# taz.de -- Alltag von Sinti und Roma: Hakenkreuze an der Hauswand
       
       > Angriffe und Beschimpfungen gehören für viele von ihnen auch heute noch
       > zum Alltag. Das erzählt Wilhelm Reinhardt, Sohn einer Jüdin und eines
       > Sinto.
       
 (IMG) Bild: "Irgendwann muss doch auch mal Schluss sein mit der Diskriminierung". Der Alltag von Wilhelm Reinhardt ist voll von Demütigungen.
       
       TRIER taz | Das Auto rast an seiner Wohnung vorbei, fünf junge Leute darin:
       Sie grölen "Zigeuner raus!" und werfen mit Glasflaschen. Es ist nicht das
       erste Mal. Diesmal beschließt der 73-Jährige, sich zu wehren und erstattet
       Anzeige. Das war im April. Nun erreichte den Sohn einer Jüdin und eines
       Sinto ein Schreiben der Trierer Staatsanwaltschaft. Obwohl die Täter
       gefasst werden konnten, wurde das Verfahren eingestellt. Wegen
       Geringfügigkeit.
       
       Für Wilhelm Reinhardt klingt das nach blankem Hohn. "Es passiert zwei bis
       dreimal im Jahr. Vor allem im Sommer." Aufgesprühte Hakenkreuze, Parolen,
       Böller - die Dummheit kennt viele Formen. "Irgendwann muss doch auch mal
       Schluss sein mit der Diskriminierung", sagt seine Frau Katharina.
       
       Die Angst der rund 70.000 Sinti und Roma in Deutschland wächst. In
       Leverkusen flogen am Montag Brandsätze in das Haus einer Sinti-Familie. Die
       Bewohner retteten sich mit knapper Not. Die Polizei schließt einen
       rechtsradikalen Hintergrund nicht aus.
       
       "Ich hab das als Kind alles mitbekommen", sagt Reinhardt. Zwei Jahre war er
       alt, als er seinen Vater das letzte Mal sah. "Erst Warschau, dann
       Auschwitz", sagt er nur. Er selbst verbrachte die Zeit des Naziterrors in
       christlichen Kinderheimen. Versteckt und getarnt. Die Mutter hatte Kontakte
       und gab die Kinder ab. Ihr jüngstes Kind war da gerade acht Tage alt. Die
       Heime riskierten viel.
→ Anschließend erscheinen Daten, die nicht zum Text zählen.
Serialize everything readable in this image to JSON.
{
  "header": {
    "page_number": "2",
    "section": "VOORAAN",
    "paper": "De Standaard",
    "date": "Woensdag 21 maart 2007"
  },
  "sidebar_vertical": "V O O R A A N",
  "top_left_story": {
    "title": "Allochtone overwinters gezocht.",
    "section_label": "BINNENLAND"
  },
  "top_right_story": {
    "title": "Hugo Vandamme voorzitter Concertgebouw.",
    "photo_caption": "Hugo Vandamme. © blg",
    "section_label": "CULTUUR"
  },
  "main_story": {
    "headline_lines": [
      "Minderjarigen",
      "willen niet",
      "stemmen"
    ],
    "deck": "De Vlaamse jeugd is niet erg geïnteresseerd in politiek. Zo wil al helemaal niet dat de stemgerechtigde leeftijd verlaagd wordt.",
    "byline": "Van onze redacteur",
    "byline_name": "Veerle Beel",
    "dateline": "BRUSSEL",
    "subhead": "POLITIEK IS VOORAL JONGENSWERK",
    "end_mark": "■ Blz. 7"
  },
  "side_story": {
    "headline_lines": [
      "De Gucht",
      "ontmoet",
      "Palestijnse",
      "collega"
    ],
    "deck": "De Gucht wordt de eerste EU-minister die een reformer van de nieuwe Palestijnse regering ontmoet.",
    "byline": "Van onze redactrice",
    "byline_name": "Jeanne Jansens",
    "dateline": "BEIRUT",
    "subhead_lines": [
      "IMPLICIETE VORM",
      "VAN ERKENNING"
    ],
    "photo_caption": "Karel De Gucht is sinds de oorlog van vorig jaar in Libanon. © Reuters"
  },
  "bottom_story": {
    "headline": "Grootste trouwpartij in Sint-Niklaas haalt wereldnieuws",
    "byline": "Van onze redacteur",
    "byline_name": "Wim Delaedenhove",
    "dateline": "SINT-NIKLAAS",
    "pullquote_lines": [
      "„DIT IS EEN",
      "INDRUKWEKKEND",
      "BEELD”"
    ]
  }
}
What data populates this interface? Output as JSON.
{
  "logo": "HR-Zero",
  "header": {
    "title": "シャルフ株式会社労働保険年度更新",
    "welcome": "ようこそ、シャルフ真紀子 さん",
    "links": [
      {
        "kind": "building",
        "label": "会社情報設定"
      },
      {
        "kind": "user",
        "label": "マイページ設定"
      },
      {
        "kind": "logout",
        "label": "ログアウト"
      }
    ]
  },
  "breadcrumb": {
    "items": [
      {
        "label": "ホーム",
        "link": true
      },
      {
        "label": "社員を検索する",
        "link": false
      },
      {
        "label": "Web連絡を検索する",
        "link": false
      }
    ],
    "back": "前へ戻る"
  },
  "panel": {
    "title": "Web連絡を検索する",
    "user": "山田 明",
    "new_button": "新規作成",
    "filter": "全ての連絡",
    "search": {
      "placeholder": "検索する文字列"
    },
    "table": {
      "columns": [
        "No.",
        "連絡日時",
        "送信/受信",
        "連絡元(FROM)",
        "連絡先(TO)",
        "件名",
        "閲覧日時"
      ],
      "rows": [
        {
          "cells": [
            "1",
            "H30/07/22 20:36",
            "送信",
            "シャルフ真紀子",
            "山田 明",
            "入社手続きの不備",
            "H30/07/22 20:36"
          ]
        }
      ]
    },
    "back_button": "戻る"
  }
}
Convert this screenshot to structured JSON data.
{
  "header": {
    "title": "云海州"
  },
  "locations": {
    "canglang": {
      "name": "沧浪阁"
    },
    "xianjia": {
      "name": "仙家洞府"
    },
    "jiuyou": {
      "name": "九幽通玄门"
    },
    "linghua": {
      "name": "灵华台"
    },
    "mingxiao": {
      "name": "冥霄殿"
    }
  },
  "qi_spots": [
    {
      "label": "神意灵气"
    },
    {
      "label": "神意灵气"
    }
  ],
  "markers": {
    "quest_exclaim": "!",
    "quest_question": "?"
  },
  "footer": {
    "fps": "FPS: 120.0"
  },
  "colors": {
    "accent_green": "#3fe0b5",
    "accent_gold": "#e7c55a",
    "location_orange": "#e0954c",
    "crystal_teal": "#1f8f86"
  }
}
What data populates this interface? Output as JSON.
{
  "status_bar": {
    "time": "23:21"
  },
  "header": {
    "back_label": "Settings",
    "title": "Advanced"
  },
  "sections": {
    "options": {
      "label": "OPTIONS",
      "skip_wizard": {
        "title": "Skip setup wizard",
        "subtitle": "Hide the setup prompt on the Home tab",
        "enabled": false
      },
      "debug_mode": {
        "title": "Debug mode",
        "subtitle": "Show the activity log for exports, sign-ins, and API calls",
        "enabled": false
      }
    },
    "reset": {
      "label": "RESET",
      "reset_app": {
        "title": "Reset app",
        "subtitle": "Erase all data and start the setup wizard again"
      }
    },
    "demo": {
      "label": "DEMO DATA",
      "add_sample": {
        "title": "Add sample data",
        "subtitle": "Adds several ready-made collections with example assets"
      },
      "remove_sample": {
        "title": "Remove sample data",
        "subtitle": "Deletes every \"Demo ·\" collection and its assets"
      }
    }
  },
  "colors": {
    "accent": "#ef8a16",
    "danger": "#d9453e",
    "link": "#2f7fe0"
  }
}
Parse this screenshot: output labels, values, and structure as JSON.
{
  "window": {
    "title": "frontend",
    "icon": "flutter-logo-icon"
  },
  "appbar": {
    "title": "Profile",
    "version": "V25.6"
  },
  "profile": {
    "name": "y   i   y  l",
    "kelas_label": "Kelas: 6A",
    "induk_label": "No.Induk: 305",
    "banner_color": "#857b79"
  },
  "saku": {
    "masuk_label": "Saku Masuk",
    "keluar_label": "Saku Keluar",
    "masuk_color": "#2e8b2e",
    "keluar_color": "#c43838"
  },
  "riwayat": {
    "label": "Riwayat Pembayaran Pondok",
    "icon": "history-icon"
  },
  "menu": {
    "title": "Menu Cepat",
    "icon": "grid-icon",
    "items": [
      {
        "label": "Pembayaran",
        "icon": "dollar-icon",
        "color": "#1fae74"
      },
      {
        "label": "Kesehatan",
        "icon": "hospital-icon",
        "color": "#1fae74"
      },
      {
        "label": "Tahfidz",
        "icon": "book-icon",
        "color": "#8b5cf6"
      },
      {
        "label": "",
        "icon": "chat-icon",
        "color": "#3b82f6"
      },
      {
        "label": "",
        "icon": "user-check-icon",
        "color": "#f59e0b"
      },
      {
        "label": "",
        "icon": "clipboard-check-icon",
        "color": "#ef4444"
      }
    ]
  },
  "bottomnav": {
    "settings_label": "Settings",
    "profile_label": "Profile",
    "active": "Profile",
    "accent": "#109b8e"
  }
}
Entsprechend nervös seien die Schwestern gewesen:
       "Sie sagten uns: Seid ruhig, sonst kommt ihr weg." Das disziplinierte.
       
       ## Er bekommt keine Opferrente
       
       Sein berühmtester Verwandter, der Jazzmusiker Django Reinhardt, war einer
       der wenigen Überlebenden der Familie. Der Cousin seines Vaters überstand
       die NS-Zeit in Paris. Doch viel mehr ist von seiner Familie nicht
       geblieben. "Tanten, Onkels und Cousins", die meisten Familienmitglieder
       Reinhardts endeten wie sein Vater in Auschwitz. Um Spuren ihrer Existenz zu
       beseitigen, vernichteten die Nazis sämtliche Papiere und Unterlagen: "Als
       hätten wir nie gelebt."
       
       Ihm wird deshalb, wie vielen der etwa 700 Überlebenden, bis heute die
       Opferrente verwehrt. "Nachzuweisen, dass man Opfer der Nazis war, ist
       schwierig, und die Behörden sind dabei äußerst restriktiv", kritisiert
       Arnold Roßberg, Jurist des Zentralrats für Sinti und Roma in Deutschland.
       
       Die Reinhardts sind nicht die einzigen Opfer der Diskriminierung. Im
       Wohnblock nebenan wohnt ebenfalls eine Sinti-Familie. Sonst wohnt hier fast
       keiner mehr. Zur nächsten Bushaltestelle braucht man zu Fuß eine halbe
       Stunde. Aus den leerstehenden Wohnungen wachsen kleine Bäume. Auch die
       Sintifamilien sollten einst fortziehen.
       
       Der Grund: Ein jahrzehntealter Abrissbeschluss. Die benachbarte
       Papierfabrik wollte sich erweitern. Später stellte sich heraus, dass die
       Grundstücke zu einem Naturschutzgebiet gehören. Die Papierfabrik blieb wo
       sie war. Die Häuser blieben auch, und es blieb auch der Abrissbeschluss -
       bis heute. Und es blieben die beiden Familien, die sich nicht trennen
       mochten und keine vergleichbare billige Wohnung finden konnten.
       
       ## Trier will ein Mahnmal errichten
       
       Die Wohnungen in den braunen 60er-Jahre-Blöcken sind in einem erbärmlichen
       Zustand. "Die Stadt hat uns gesagt, dass sie keinen Cent mehr investiert",
       erzählen die Reinhardts. Alle Reparaturen zahlen sie selbst. Die Bewohner
       fühlen sich alleingelassen.
       
       Wilhelm Reinhardts Geschichte ist eine Geschichte vom Erinnern und
       Vergessen. Zum Gedenken an die Naziverbrechen an Sinti und Roma will die
       Stadt Trier noch in diesem Jahr ein Mahnmal bauen. Eine Anfrage, ob die
       Stadt Trier Stellung bezieht zu dem Vorfall im April, bleibt unbeantwortet.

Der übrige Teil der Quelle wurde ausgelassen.